If you do want fitness benefits, Holder recommends a minimum 10-minute workout. Here’s what he suggests that looks like: Warm up for two to three minutes (jog in place, do some dynamic exercises like knee hugs, leg swings, or side lunges with rotations); then do an upper body exercise, lower body exercise, cardio exercise, and core exercise for 30 seconds each; take a quick break after a set, then repeat that set of four exercises four times; cooldown for two minutes, and get back to your day.
The key, if you’re looking to reap those time-efficient benefits Gibala’s cycling study highlighted, is to go all-out for at least one minute within those 10 minutes. What qualifies as “intense” will be different for everyone, Gibala says. “In general, high-intensity exercise involves efforts that exceed 80% of your maximum heart rate,” he explains: You should be breathing heavily, and unable to maintain a conversation.
Stacking your snacks can lead to even more of a payoff, and may be more accessible in these WFH times. Starting your day with a 10-minute arm workout, then doing a 20-minute run at lunch, and wrapping up with a 15-minute lower-body workout at night helps you get closer to your minimum physical activity requirements without sucking up too much of your time at once.
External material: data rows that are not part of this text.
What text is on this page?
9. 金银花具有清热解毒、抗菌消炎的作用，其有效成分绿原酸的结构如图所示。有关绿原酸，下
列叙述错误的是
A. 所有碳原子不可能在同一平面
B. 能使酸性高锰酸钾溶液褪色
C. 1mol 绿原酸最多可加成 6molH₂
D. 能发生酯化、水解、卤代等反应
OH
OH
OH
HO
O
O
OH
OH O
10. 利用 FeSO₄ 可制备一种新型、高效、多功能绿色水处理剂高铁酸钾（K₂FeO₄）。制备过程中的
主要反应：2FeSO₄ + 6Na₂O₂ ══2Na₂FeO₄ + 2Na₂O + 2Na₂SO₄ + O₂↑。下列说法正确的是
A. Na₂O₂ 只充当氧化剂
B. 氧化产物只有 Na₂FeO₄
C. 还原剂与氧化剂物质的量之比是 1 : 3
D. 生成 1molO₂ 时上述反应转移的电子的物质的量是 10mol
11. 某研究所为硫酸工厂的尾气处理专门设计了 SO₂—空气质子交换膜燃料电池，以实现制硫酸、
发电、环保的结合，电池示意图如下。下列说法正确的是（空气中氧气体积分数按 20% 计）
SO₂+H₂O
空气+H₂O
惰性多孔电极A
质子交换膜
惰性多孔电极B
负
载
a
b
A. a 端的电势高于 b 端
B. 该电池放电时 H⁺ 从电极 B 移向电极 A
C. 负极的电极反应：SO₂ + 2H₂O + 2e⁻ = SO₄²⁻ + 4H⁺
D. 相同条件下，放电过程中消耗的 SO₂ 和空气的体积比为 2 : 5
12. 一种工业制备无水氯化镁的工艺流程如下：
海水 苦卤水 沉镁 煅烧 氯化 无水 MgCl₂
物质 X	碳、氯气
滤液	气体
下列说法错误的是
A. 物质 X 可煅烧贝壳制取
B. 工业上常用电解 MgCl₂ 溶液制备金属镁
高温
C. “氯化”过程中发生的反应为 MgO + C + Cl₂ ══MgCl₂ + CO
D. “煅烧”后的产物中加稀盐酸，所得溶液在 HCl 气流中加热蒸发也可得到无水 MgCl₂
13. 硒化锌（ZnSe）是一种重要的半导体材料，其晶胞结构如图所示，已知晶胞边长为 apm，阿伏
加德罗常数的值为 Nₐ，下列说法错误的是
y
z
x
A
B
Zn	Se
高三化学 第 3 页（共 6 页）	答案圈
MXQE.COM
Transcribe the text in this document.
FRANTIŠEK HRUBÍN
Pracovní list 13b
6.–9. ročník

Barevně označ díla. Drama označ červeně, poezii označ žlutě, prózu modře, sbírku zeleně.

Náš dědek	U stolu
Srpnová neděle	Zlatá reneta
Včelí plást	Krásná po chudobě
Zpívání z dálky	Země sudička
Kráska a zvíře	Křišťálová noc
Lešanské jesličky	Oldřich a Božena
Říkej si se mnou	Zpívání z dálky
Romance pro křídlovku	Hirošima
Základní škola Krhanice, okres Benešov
But, just to clarify here, especially if you have specific fitness goals, these short workouts can’t replace all longer workouts. Think about it this way: If you were training for a marathon, you wouldn’t replace all your runs with sprints. You wouldn’t be able to go the distance. Fitness, like most things, requires a multifaceted approach, says Holder. “Two times a week, you should do something endurance-based to improve your capacity for exercise. Once a week, you should do something strength-based. Then, you can plug your shorter workouts in when you don’t have more time,” he explains. “You’ve now set up a system where you’ve got a high/low approach in terms of time and intensity.”
Because, at the end of the day — especially given the current state of the world — “the most important thing for most individuals is not the workout itself, it’s how much they move,” says Gibala. “Keep the big picture in mind: However you can accumulate your ideally 150 minutes a week, it all counts.”